The first form lists the names of all xattrs on the given file(s).
The second form (-p) prints the value of the xattr attr_name.
The third form (-w) sets the value of the xattr attr_name to attr_value.
The fourth form (-d) deletes the xattr attr_name.

options:
  -h: print this help
  -l: print long format (attr_name: attr_value)

So, to lift the quarantine on a specific file, the proper move is

xattr -d com.apple.quarantine FILE

To lift the quarantine on a whole directory tree (say, of documentation), the move is

find DIRNAME -print0 | xargs -0 xattr -d com.apple.quarantine

piggybacking on standard tricks with find and xargs.
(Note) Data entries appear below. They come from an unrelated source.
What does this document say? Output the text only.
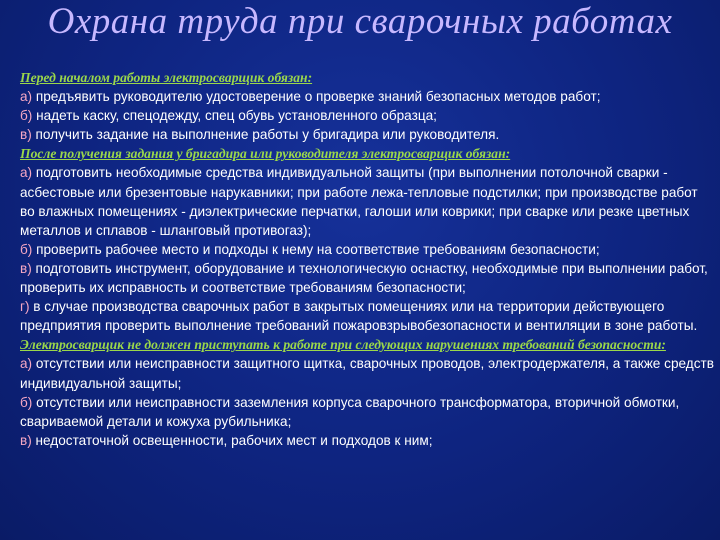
Охрана труда при сварочных работах
Перед началом работы электросварщик обязан:

а) предъявить руководителю удостоверение о проверке знаний безопасных методов работ;

б) надеть каску, спецодежду, спец обувь установленного образца;

в) получить задание на выполнение работы у бригадира или руководителя.

После получения задания у бригадира или руководителя электросварщик обязан:

а) подготовить необходимые средства индивидуальной защиты (при выполнении потолочной сварки - асбестовые или брезентовые нарукавники; при работе лежа-тепловые подстилки; при производстве работ во влажных помещениях - диэлектрические перчатки, галоши или коврики; при сварке или резке цветных металлов и сплавов - шланговый противогаз);

б) проверить рабочее место и подходы к нему на соответствие требованиям безопасности;

в) подготовить инструмент, оборудование и технологическую оснастку, необходимые при выполнении работ, проверить их исправность и соответствие требованиям безопасности;

г) в случае производства сварочных работ в закрытых помещениях или на территории действующего предприятия проверить выполнение требований пожаровзрывобезопасности и вентиляции в зоне работы.

Электросварщик не должен приступать к работе при следующих нарушениях требований безопасности:

а) отсутствии или неисправности защитного щитка, сварочных проводов, электродержателя, а также средств индивидуальной защиты;

б) отсутствии или неисправности заземления корпуса сварочного трансформатора, вторичной обмотки, свариваемой детали и кожуха рубильника;

в) недостаточной освещенности, рабочих мест и подходов к ним;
Automatic Backup of USB Drive

Posted July 21, 2008 by namelythehedgehog
Categories: Computing

Tags:

I’ve started to keep some regularly-updated critical information on my USB thumb drive. Apple’s Time Machine doesn’t seem to be willing to back up external disks (or at least VFAT-formatted external disks). I figured I’d piggyback on Time Machine’s hourly backups by using rsync to copy the thumb drive periodically to my MacBook’s hard drive. OS X 10.5 still supports cron, but I keep running across references to launchd. After some googling, I came up with the following script:

#!/bin/bash
test -e /Volumes/MCZ &&
  rsync -avr --delete /Volumes/MCZ $HOME/Metabackup/ >& $HOME/Metabackup/MCZ.log

and the following plist describing the new “service” I wanted launchd to handle:

<?xml version="1.0" encoding="UTF-8"?>
<!DOCTYPE plist PUBLIC "-//Apple//DTD PLIST 1.0//EN" "http://www.apple.com/DTDs/PropertyList-1.0.dtd">
<plist version="1.0">
<dict>
        <key>KeepAlive</key>
        <false/>
        <key>Label</key>
        <string>znet.backups.mczthumb</string>
        <key>ProgramArguments</key>
        <array>
                <string>/bin/bash</string>
                <string>/Users/mzwier/bin/backup-thumb.sh</string>
        </array>
        <key>RunAtLoad</key>
        <true/>
        <key>StartCalendarInterval</key>
        <dict>
                <key>Minute</key>
                <integer>52</integer>
        </dict>
</dict>
</plist>

This is exactly equivalent to the cron line

52 * * * * /bin/bash /Users/mzwier/bin/backup-thumb.sh

I saved the plist in ~/Library/LaunchAgents (as znet.backups.mczthumb) and ran launchctl:

launchd% load /Users/mzwier/Library/LaunchAgents/znet.backups.mczthumb

Worked on the first try. It may be useful to perform an update every time the drive is mounted, but that’s a challenge for another day.